Aku melangkah keluar dengan tongkat
kayu di tangan. Pria itu tampak masih mencariku. Tanganku gemetar saat melihat
pistol yang dibawanya. Dia belum menyadari keberadaanku yang berada tepat di
belakangnya meski cukup jauh. Aku dekati perlahan saat dia sedang lengah.

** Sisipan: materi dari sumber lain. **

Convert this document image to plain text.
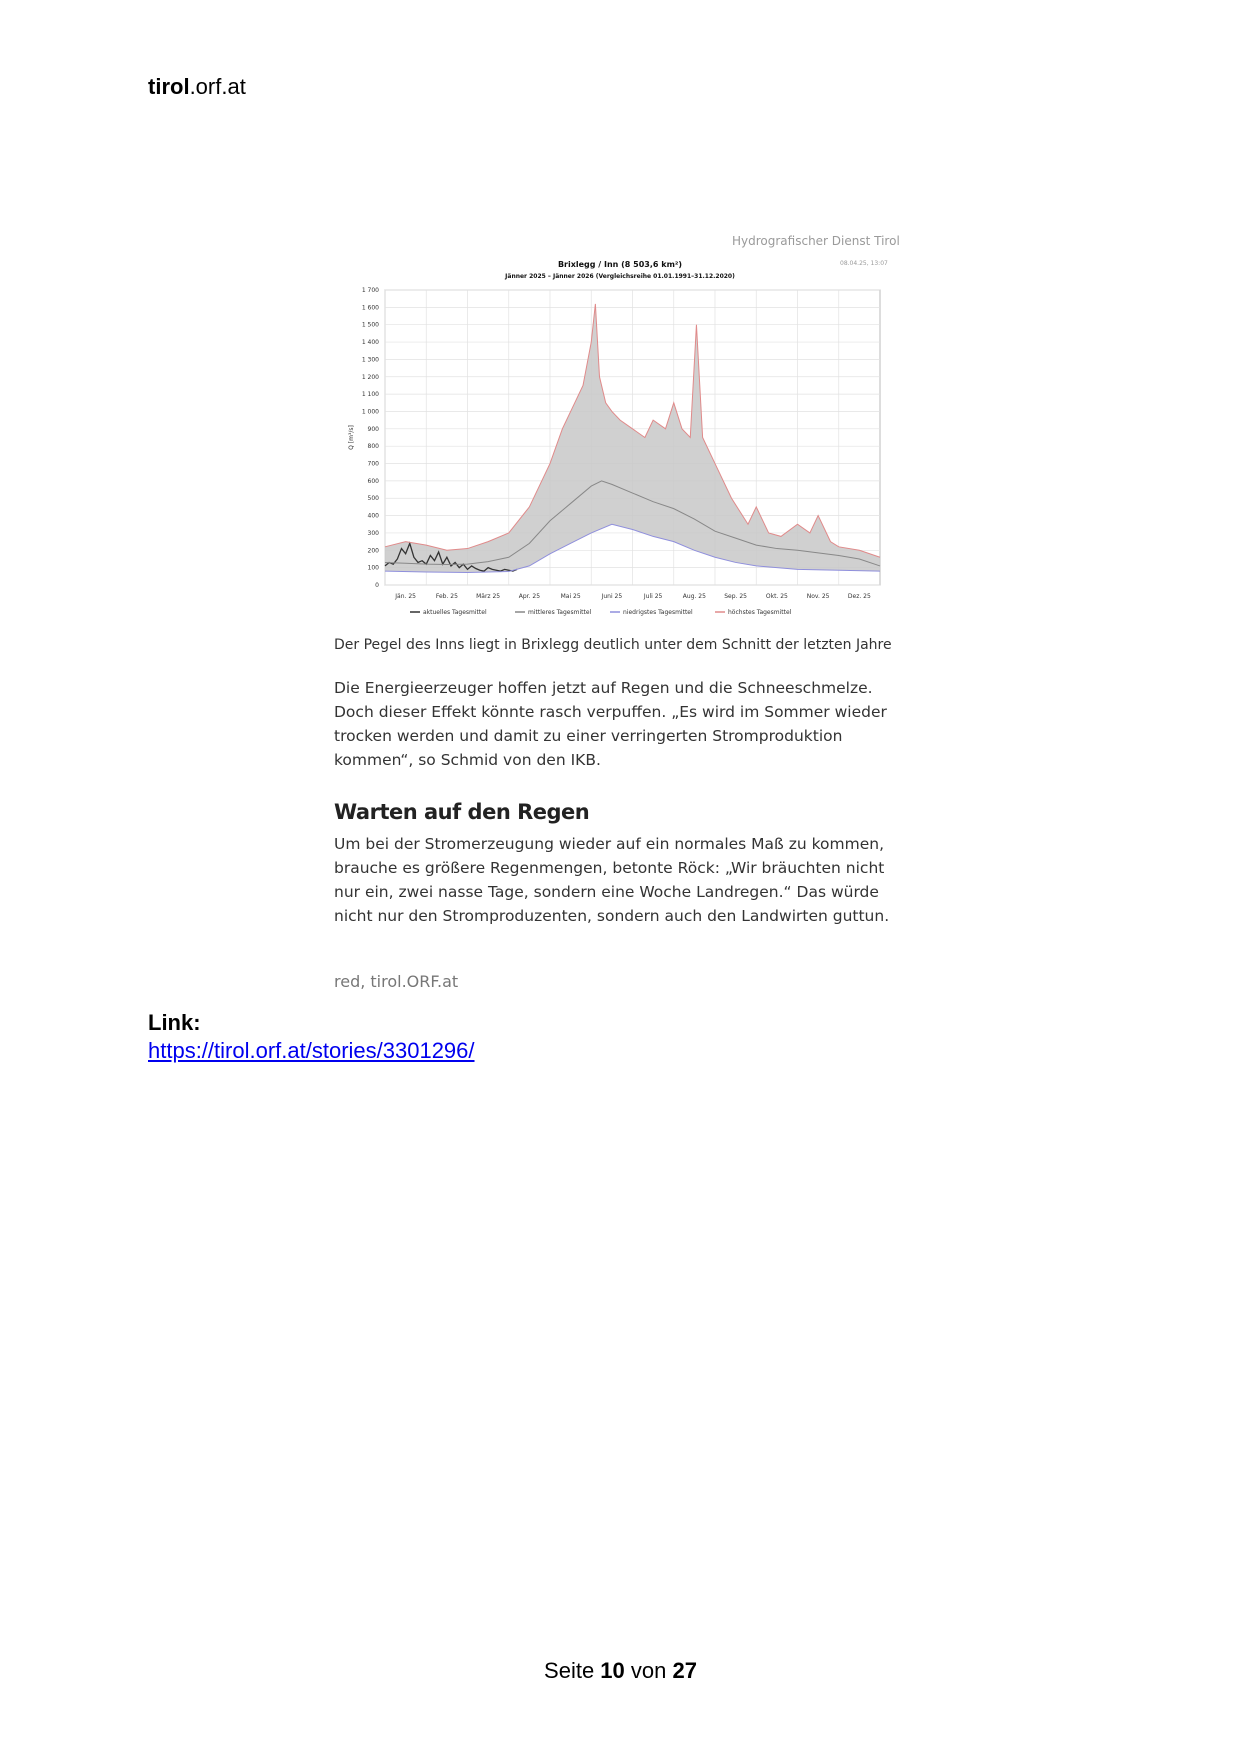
tirol.orf.at
Hydrografischer Dienst Tirol
Brixlegg / Inn (8 503,6 km²)
Jänner 2025 – Jänner 2026 (Vergleichsreihe 01.01.1991–31.12.2020)
08.04.25, 13:07
0
100
200
300
400
500
600
700
800
900
1 000
1 100
1 200
1 300
1 400
1 500
1 600
1 700
Jän. 25	Feb. 25	März 25	Apr. 25	Mai 25	Juni 25	Juli 25	Aug. 25	Sep. 25	Okt. 25	Nov. 25	Dez. 25
Q [m³/s]
aktuelles Tagesmittel	mittleres Tagesmittel	niedrigstes Tagesmittel	höchstes Tagesmittel
Der Pegel des Inns liegt in Brixlegg deutlich unter dem Schnitt der letzten Jahre

Die Energieerzeuger hoffen jetzt auf Regen und die Schneeschmelze. Doch dieser Effekt könnte rasch verpuffen. „Es wird im Sommer wieder trocken werden und damit zu einer verringerten Stromproduktion kommen“, so Schmid von den IKB.

Warten auf den Regen

Um bei der Stromerzeugung wieder auf ein normales Maß zu kommen, brauche es größere Regenmengen, betonte Röck: „Wir bräuchten nicht nur ein, zwei nasse Tage, sondern eine Woche Landregen.“ Das würde nicht nur den Stromproduzenten, sondern auch den Landwirten guttun.

red, tirol.ORF.at
Link:
https://tirol.orf.at/stories/3301296/
Seite 10 von 27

Selangkah.. Dua langkah.. Tiga..
Tiba-tiba dia berbalik!
Dengan cepat aku berlari kearahnya.
Pistol itu dia kokang, tertuju ke arahku. Ya, kearahku! Tapi belum sempat dia
menembakkannya, pukulanku lebih dulu mendarat tepat di kepalanya. Dia roboh.
Namun masih sadar. Sekali lagi aku layangkan pukulan itu. Dan dua kali, ke
tubuh besarnya. Hingga akhirnya dia benar-benar tak sadarkan diri.
Tubuhku lemas. Kakiku lemas. Aku
terduduk, tak bisa bergerak lagi. Tak lama kemudian, orang-orang berdatangan
menanyakan apa yang terjadi. Aku juga heran, mengapa mereka baru kemari setelah
mendengar suara letusan pistol itu? Tapi dari pada menjelaskan pada mereka, aku
lebih tertarik dengan surat itu. Surat itu masih berada di sakuku. Kali ini
kubuka dan kubaca dengan perasaan lega.
Pukul
14.20
Pelaku
dapat dilumpuhkan. Pembunuhan digagalkan.
Terimakasih
telah menerima surat dari kami.
Tertanda,
Dirimu
Sofia.
Surat ini dari diriku sendiri?
Selesai
Dunia
ini terlalu sederhana tanpa fantasi. Hal terbaik dari fantasi adalah
Hanya
kita yang tahu apa yang kita fantasikan.
Pernah menjadi
cerpen terbaik menurut salah satu penerbit indie
Sederhana, tapi ceritanya bagus, sedikit typo tapi tdk terlalu penting. Good story Nisa.